Lessons Learned from HIV Vaccine Clinical Efficacy Trials
Tracey A. Day and James G. Kublin
Affiliation: HIV Vaccine Trials Network, Vaccine and Infectious Disease Institute, Fred Hutchinson Cancer Research Center, 1100 Fairview Ave North, Seattle, WA 98109, USA.
The past few years have witnessed many promising advances in HIV prevention strategies involving preexposure
prophylaxis approaches. Some may now wonder whether an HIV vaccine is still needed, and whether
developing one is even possible. The partial efficacy reported in the RV144 trial and the encouraging results of the
accompanying immune correlates analysis suggest that an effective HIV vaccine is achievable. These successes have
provided a large impetus and guidance for conducting more HIV vaccine trials. A key lesson learned from RV144 is that
assessment of HIV acquisition is now a feasible and valuable primary objective for HIV preventive vaccine trials.

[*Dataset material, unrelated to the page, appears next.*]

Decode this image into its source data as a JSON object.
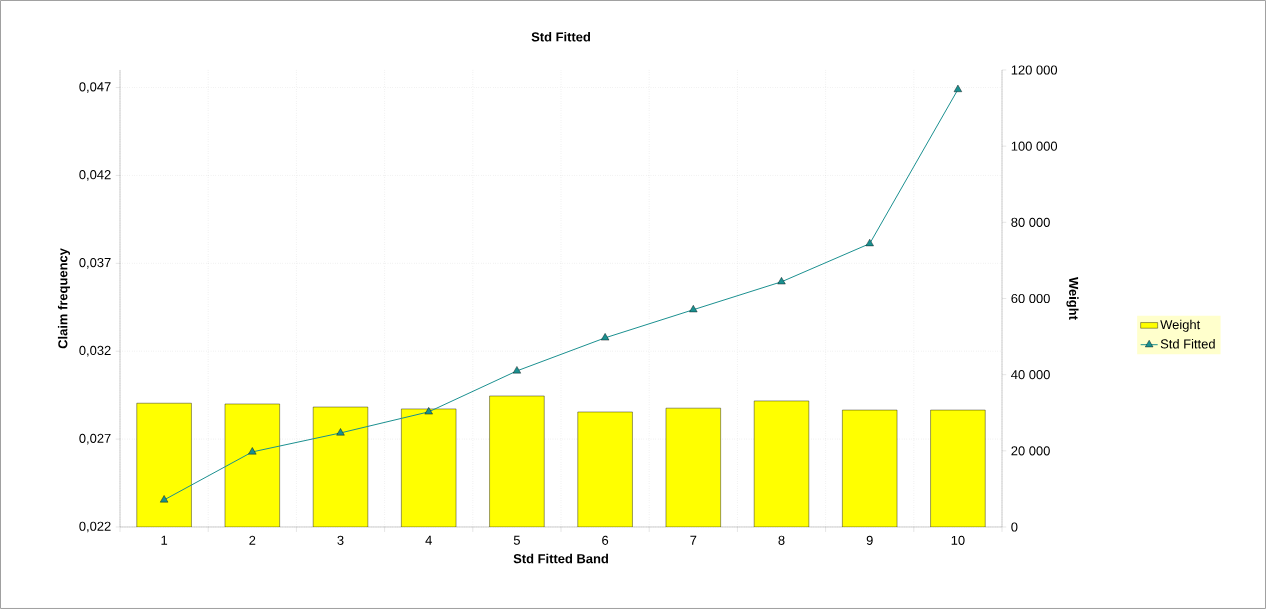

In this
article we review how RV144 and other HIV vaccine efficacy trials have instructed the field and highlight some of the
HIV vaccine concepts in clinical development. After a long and significant investment, HIV vaccine clinical research is
paying off in the form of valuable lessons that, if applied effectively, will accelerate the path toward a safe and effective
vaccine. Together with other HIV prevention approaches, preventive and therapeutic HIV vaccines will be invaluable
tools in bringing the epidemic to an end.
Keywords: Efficacy trial, HIV, HIV vaccine trials network, HVTN, HVTN 505, RV144, step study, vaccine.